Bryan presented at the 44th Annual Country Music Awards on November 10, 2010.
Bryan released his seventh single, “Country Girl (Shake It for Me)”, to country radio on March 14, 2011. Also co-written by Bryan and Davidson, it served as the lead-off single to his third studio album, Tailgates & Tanlines, which was released August 13′ 2011. The album debuted at number 1 on the Top Country Albums and number 2 on the Billboard 200. “Country Girl” peaked at number 4 on the country charts and number 22 on the Billboard Hot 100. Bryan co-wrote the album’s second single, “I Don’t Want This Night to End”, with Davidson, Rhett Akins and Ben Hayslip, who are collectively known as the Peach Pickers.
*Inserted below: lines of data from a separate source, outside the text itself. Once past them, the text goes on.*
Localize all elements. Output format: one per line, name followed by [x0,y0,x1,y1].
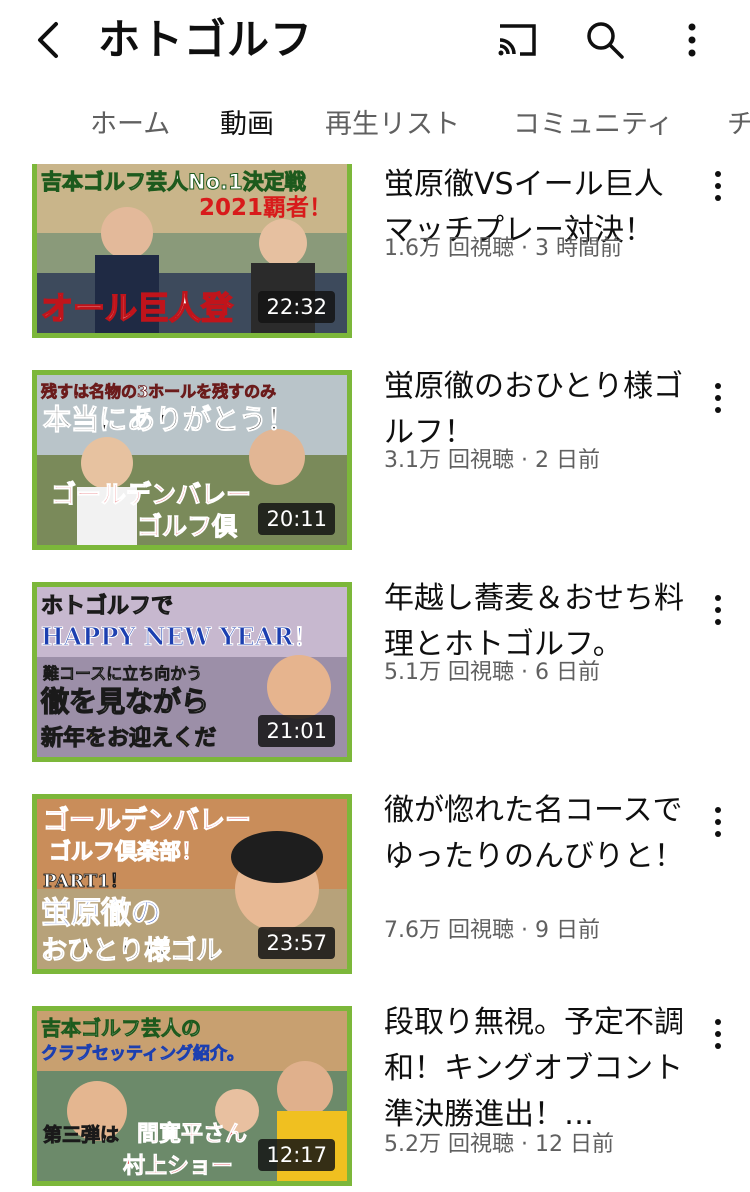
tab-channels[interactable]: チ [727,108,750,142]
video-list: 吉本ゴルフ芸人No.1決定戦 2021覇者！ オール巨人登 22:32 蛍原徹V… [0,164,750,1192]
view-count: 5.1万 回視聴 [384,660,514,685]
more-vert-icon[interactable] [704,590,732,630]
more-vert-icon[interactable] [704,802,732,842]
tab-playlists[interactable]: 再生リスト [325,108,460,142]
thumbnail-text: 吉本ゴルフ芸人の [41,1016,201,1040]
thumbnail-text: クラブセッティング紹介。 [41,1043,244,1064]
thumbnail-text: ゴルフ倶 [137,512,238,541]
video-duration: 20:11 [258,503,335,535]
back-arrow-icon[interactable] [28,18,72,62]
more-vert-icon[interactable] [704,378,732,418]
video-title[interactable]: 徹が惚れた名コースでゆったりのんびりと！ [384,788,684,880]
thumbnail-text: 残すは名物の3ホールを残すのみ [41,382,276,401]
thumbnail-text: PART1！ [43,871,128,892]
video-meta: 5.2万 回視聴 · 12 日前 [384,1132,614,1157]
video-meta: 1.6万 回視聴 · 3 時間前 [384,236,622,261]
tab-community[interactable]: コミュニティ [513,108,673,142]
thumbnail-text: オール巨人登 [41,289,234,327]
thumbnail-text: 第三弾は [43,1123,119,1146]
video-duration: 23:57 [258,927,335,959]
thumbnail-text: ゴールデンバレー [51,480,251,509]
video-item[interactable]: 吉本ゴルフ芸人の クラブセッティング紹介。 第三弾は 間寛平さん 村上ショー 1… [0,1005,750,1192]
app-bar: ホトゴルフ [0,0,750,82]
more-vert-icon[interactable] [704,1014,732,1054]
view-count: 7.6万 回視聴 [384,918,514,943]
view-count: 1.6万 回視聴 [384,236,514,261]
thumbnail-text: HAPPY NEW YEAR！ [41,622,317,651]
more-vert-icon[interactable] [676,18,708,62]
channel-title: ホトゴルフ [98,15,314,64]
video-title[interactable]: 段取り無視。予定不調和！キングオブコント準決勝進出！… [384,1000,684,1138]
thumbnail-text: 2021覇者！ [199,195,332,221]
video-item[interactable]: ゴールデンバレー ゴルフ倶楽部！ PART1！ 蛍原徹の おひとり様ゴル 23:… [0,793,750,1006]
thumbnail-text: おひとり様ゴル [41,935,222,966]
channel-tabs: ホーム 動画 再生リスト コミュニティ チ [0,82,750,164]
video-meta: 3.1万 回視聴 · 2 日前 [384,448,600,473]
thumbnail-text: 村上ショー [123,1154,233,1179]
upload-age: 2 日前 [534,448,600,473]
video-item[interactable]: 吉本ゴルフ芸人No.1決定戦 2021覇者！ オール巨人登 22:32 蛍原徹V… [0,164,750,370]
cast-icon[interactable] [494,20,540,60]
video-meta: 5.1万 回視聴 · 6 日前 [384,660,600,685]
video-title[interactable]: 年越し蕎麦＆おせち料理とホトゴルフ。 [384,576,684,668]
video-thumbnail[interactable]: 残すは名物の3ホールを残すのみ 本当にありがとう！ ゴールデンバレー ゴルフ倶 … [32,370,352,550]
thumbnail-text: ゴルフ倶楽部！ [49,839,203,865]
video-thumbnail[interactable]: 吉本ゴルフ芸人の クラブセッティング紹介。 第三弾は 間寛平さん 村上ショー 1… [32,1006,352,1186]
thumbnail-text: 徹を見ながら [40,685,209,718]
video-thumbnail[interactable]: ホトゴルフで HAPPY NEW YEAR！ 難コースに立ち向かう 徹を見ながら… [32,582,352,762]
video-duration: 22:32 [258,291,335,323]
thumbnail-text: ホトゴルフで [41,593,173,619]
tab-home[interactable]: ホーム [90,108,170,142]
tab-videos[interactable]: 動画 [220,108,274,142]
thumbnail-text: 蛍原徹の [41,896,161,931]
view-count: 5.2万 回視聴 [384,1132,514,1157]
thumbnail-text: 新年をお迎えくだ [41,725,216,751]
upload-age: 6 日前 [534,660,600,685]
thumbnail-text: 本当にありがとう！ [43,403,295,436]
video-duration: 21:01 [258,715,335,747]
thumbnail-text: 吉本ゴルフ芸人No.1決定戦 [41,170,306,194]
video-duration: 12:17 [258,1139,335,1171]
video-title[interactable]: 蛍原徹のおひとり様ゴルフ！ [384,364,684,456]
thumbnail-text: 難コースに立ち向かう [43,664,202,683]
view-count: 3.1万 回視聴 [384,448,514,473]
video-thumbnail[interactable]: 吉本ゴルフ芸人No.1決定戦 2021覇者！ オール巨人登 22:32 [32,164,352,338]
video-thumbnail[interactable]: ゴールデンバレー ゴルフ倶楽部！ PART1！ 蛍原徹の おひとり様ゴル 23:… [32,794,352,974]
upload-age: 3 時間前 [534,236,622,261]
search-icon[interactable] [583,18,627,62]
video-meta: 7.6万 回視聴 · 9 日前 [384,918,600,943]
video-item[interactable]: 残すは名物の3ホールを残すのみ 本当にありがとう！ ゴールデンバレー ゴルフ倶 … [0,369,750,582]
upload-age: 12 日前 [534,1132,614,1157]
video-item[interactable]: ホトゴルフで HAPPY NEW YEAR！ 難コースに立ち向かう 徹を見ながら… [0,581,750,794]
upload-age: 9 日前 [534,918,600,943]
more-vert-icon[interactable] [704,166,732,206]
thumbnail-text: ゴールデンバレー [43,805,251,836]
thumbnail-text: 間寛平さん [137,1121,247,1147]
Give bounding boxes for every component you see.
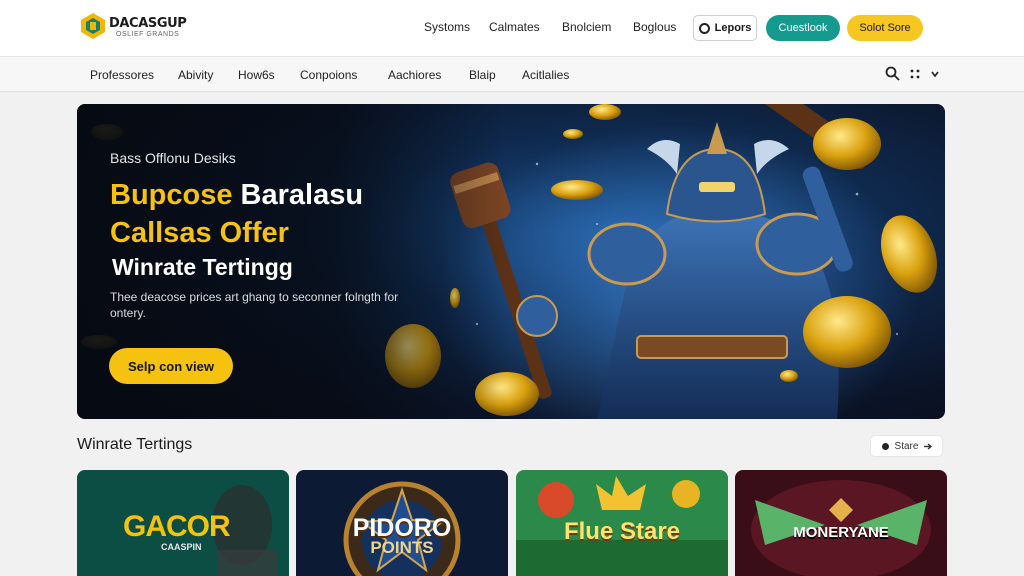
hero-kicker: Bass Offlonu Desiks — [110, 150, 236, 166]
category-toolbar — [885, 66, 940, 81]
secondary-action-button[interactable]: Solot Sore — [847, 15, 923, 41]
category-link-7[interactable]: Acitlalies — [522, 68, 569, 82]
hero-banner[interactable]: Bass Offlonu Desiks Bupcose Baralasu Cal… — [77, 104, 945, 419]
hero-subheadline: Winrate Tertingg — [112, 254, 293, 280]
section-more-label: Stare — [894, 440, 919, 452]
search-icon[interactable] — [885, 66, 900, 81]
category-link-3[interactable]: How6s — [238, 68, 275, 82]
chevron-down-icon[interactable] — [930, 69, 940, 79]
brand-subtitle: OSLIEF GRANDS — [116, 31, 180, 38]
login-icon — [698, 22, 710, 34]
game-card-3[interactable]: Flue Stare — [516, 470, 728, 576]
category-link-5[interactable]: Aachiores — [388, 68, 441, 82]
game-card-2[interactable]: PIDORO POINTS — [296, 470, 508, 576]
game-card-4[interactable]: MONERYANE — [735, 470, 947, 576]
category-link-1[interactable]: Professores — [90, 68, 154, 82]
logo-icon — [81, 13, 105, 39]
hero-cta-button[interactable]: Selp con view — [109, 348, 233, 384]
topnav-link-2[interactable]: Calmates — [489, 20, 540, 34]
topnav-link-3[interactable]: Bnolciem — [562, 20, 611, 34]
hero-headline-yellow-1: Bupcose — [110, 179, 233, 211]
hero-headline-white-1: Baralasu — [240, 179, 364, 211]
brand-logo[interactable]: DACASGUP OSLIEF GRANDS — [80, 12, 190, 42]
top-bar: DACASGUP OSLIEF GRANDS Systoms Calmates … — [0, 0, 1024, 57]
category-link-6[interactable]: Blaip — [469, 68, 496, 82]
hero-headline: Bupcose Baralasu Callsas Offer — [110, 176, 363, 252]
category-bar: Professores Abivity How6s Conpoions Aach… — [0, 57, 1024, 92]
game-card-3-title: Flue Stare — [563, 518, 681, 545]
game-card-2-subtitle: POINTS — [370, 538, 434, 557]
login-label: Lepors — [714, 22, 752, 34]
game-card-1-title: GACOR — [123, 510, 231, 543]
arrow-right-icon — [924, 442, 933, 450]
topnav-link-4[interactable]: Boglous — [633, 20, 676, 34]
section-title: Winrate Tertings — [77, 436, 193, 453]
grid-icon[interactable] — [909, 68, 921, 80]
login-button[interactable]: Lepors — [693, 15, 757, 41]
game-card-1-subtitle: CAASPIN — [161, 542, 202, 552]
hero-headline-yellow-2: Callsas Offer — [110, 217, 289, 249]
primary-action-button[interactable]: Cuestlook — [766, 15, 840, 41]
game-card-4-art — [735, 470, 947, 576]
game-card-1[interactable]: GACOR CAASPIN — [77, 470, 289, 576]
category-link-4[interactable]: Conpoions — [300, 68, 357, 82]
brand-title: DACASGUP — [109, 16, 187, 31]
game-card-4-title: MONERYANE — [793, 524, 889, 541]
topnav-link-1[interactable]: Systoms — [424, 20, 470, 34]
hero-description: Thee deacose prices art ghang to seconne… — [110, 290, 399, 320]
category-link-2[interactable]: Abivity — [178, 68, 213, 82]
tag-icon — [881, 442, 889, 450]
section-more-button[interactable]: Stare — [870, 435, 943, 457]
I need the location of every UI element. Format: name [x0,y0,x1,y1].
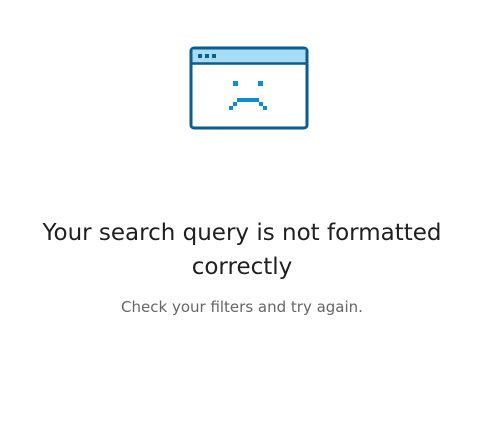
error-message: Check your filters and try again. [121,298,363,316]
sad-browser-window-icon [189,46,309,130]
empty-state-page: Your search query is not formatted corre… [0,0,484,426]
error-headline: Your search query is not formatted corre… [42,220,442,280]
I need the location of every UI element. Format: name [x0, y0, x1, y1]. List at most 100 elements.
In early 2012, this song became Bryan’s third number 1. “Drunk On You” is the album’s third single, which debuted at number 57 on the U.S. Billboard Hot Country Songs chart. On March 6, 2012, Bryan released his fourth Spring Break EP entitled Spring Break 4 … Suntan City. Along with the title track, which Bryan co-wrote with Dallas Davidson, Rhett Akins andBen Hayslip, the EP includes “Spring Breakup,”Little Bit Later On” and “Shake the Sand.” He was recently invited by the Kansas City Royals to sing theStar-Spangled Banner at the 2012 Major League Baseball All-Star Game, played at Kauffman Stadium. Despite singing the anthem flawlessly, his performance was marred by controversy because he wrote a few key words to the anthem on his hand and was criticized for glancing down to check the lyrics. The album’s fourth single “Kiss Tomorrow Goodbye” released to country radio on August 6, 2012. It was also announced in August 2012 that Bryan would appear on a song on Jason Aldean’s new album, Night Train. The song is titled “The Only Way I Know”; it is a collaboration among Bryan, Aldean, and fellow country singer Eric Church. It was released as the album’s second single. On October 11, 2012, Luke Bryan announced his first headlining tour which is called ‘Dirt Road Diaries Tour’ the tour is set to start on January 17, 2013 in Evansville, IN at the Ford Center and set to end on March 23, 2013 in Charlottesville, VA at the John Paul Jones Arena. Special guests for the tour is Thompson Square and Florida Georgia Line.
Luke Bryan married Caroline Boyer, a member of the Alpha Delta Pi sorority, on Dec. 8, 2006. They welcomed a son, Thomas Boyer “Bo” Bryan, on March 18, 2008. Their second son, Tatum Christopher Bryan, was born on August 11, 2010.